Governor Requests Tuition Freeze
Gov. Jennifer Granholm is asking Michigan universities and community colleges to freeze tuition for the next academic year. It is one of five “urgent measures to protect families during this economic crisis” outlined in her State of the State address Tuesday night.
“We aren’t in a position to respond to her request at this time because we are awaiting details of the governor’s executive budget,” said Gavin Leach (Finance and Administration). “As a university, we rely on two primary sources of revenue: state support and tuition and fees. A decrease in one places significant pressure on other side of the equation. Until we have a better idea of the proposed direction for higher education funding for next year, it would be premature to make any decisions about tuition.”
The executive budget is tentatively scheduled to be presented to the Michigan Legislature on Thursday, Feb. 12. Preliminary indications, such as January’s state revenue forecast, have not been encouraging. It is predicted Michigan will face a combined shortfall this year and next of more than $2 billion. The prospect of resulting cuts in legislative support, combined with a host of unknown variables, has led NMU administrators to adopt a “worst-case scenario” planning strategy. Their goal is to reduce the university’s general fund budget by $10 million.
NMU President Les Wong charged the President's Council to work with all units on campus to develop budgets with reductions at the 6 and 10 percent levels. They have also been asked to identify potential one-time dollars that could be made available quickly in the event of an executive order this fiscal year.
“There are three questions I’d like each of you to consider,” wrote NMU President Les Wong in an e-mail to employees. “Are we willing as a community to protect jobs as one of our top priorities? Are there ideas that address restructuring the university that would lead to better operational efficiencies, cost savings or cost containment? What’s one suggestion you can bring to your department for cost savings or efficiencies in your area that don’t impact full-time or part-time jobs?
“I’ve expressed my concerns to the President’s Council that we should look at every option before we look at cutting positions.
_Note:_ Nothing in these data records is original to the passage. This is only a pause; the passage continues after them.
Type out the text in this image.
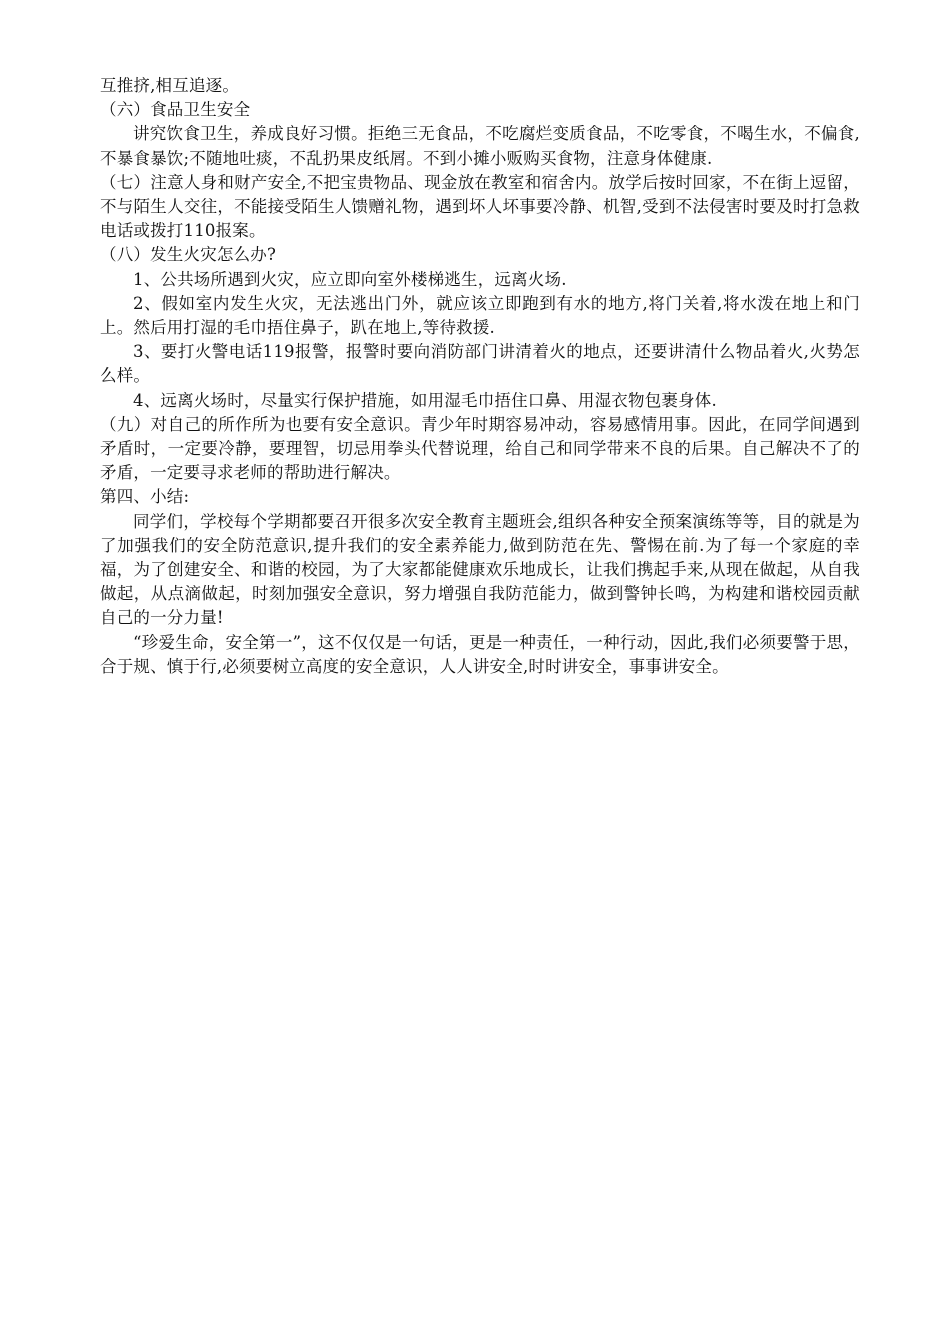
互推挤,相互追逐。

（六）食品卫生安全

讲究饮食卫生，养成良好习惯。拒绝三无食品，不吃腐烂变质食品，不吃零食，不喝生水，不偏食,不暴食暴饮;不随地吐痰，不乱扔果皮纸屑。不到小摊小贩购买食物，注意身体健康.

（七）注意人身和财产安全,不把宝贵物品、现金放在教室和宿舍内。放学后按时回家，不在街上逗留，不与陌生人交往，不能接受陌生人馈赠礼物，遇到坏人坏事要冷静、机智,受到不法侵害时要及时打急救电话或拨打110报案。

（八）发生火灾怎么办?

1、公共场所遇到火灾，应立即向室外楼梯逃生，远离火场.

2、假如室内发生火灾，无法逃出门外，就应该立即跑到有水的地方,将门关着,将水泼在地上和门上。然后用打湿的毛巾捂住鼻子，趴在地上,等待救援.

3、要打火警电话119报警，报警时要向消防部门讲清着火的地点，还要讲清什么物品着火,火势怎么样。

4、远离火场时，尽量实行保护措施，如用湿毛巾捂住口鼻、用湿衣物包裹身体.

（九）对自己的所作所为也要有安全意识。青少年时期容易冲动，容易感情用事。因此，在同学间遇到矛盾时，一定要冷静，要理智，切忌用拳头代替说理，给自己和同学带来不良的后果。自己解决不了的矛盾，一定要寻求老师的帮助进行解决。

第四、小结:

同学们，学校每个学期都要召开很多次安全教育主题班会,组织各种安全预案演练等等，目的就是为了加强我们的安全防范意识,提升我们的安全素养能力,做到防范在先、警惕在前.为了每一个家庭的幸福，为了创建安全、和谐的校园，为了大家都能健康欢乐地成长，让我们携起手来,从现在做起，从自我做起，从点滴做起，时刻加强安全意识，努力增强自我防范能力，做到警钟长鸣，为构建和谐校园贡献自己的一分力量!

“珍爱生命，安全第一”，这不仅仅是一句话，更是一种责任，一种行动，因此,我们必须要警于思，合于规、慎于行,必须要树立高度的安全意识，人人讲安全,时时讲安全，事事讲安全。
That said, I’m not advocating that every position we have today be protected exactly in its present form and function.”
Wong said one option that won’t be considered is covering the target through tuition alone, which would require an increase of more than 25 percent. The preliminary budget proposals are due Feb. 18. A university forum on the reduction plan is scheduled for 3 p.m. Thursday, March 12, in Reynolds Recital Hall.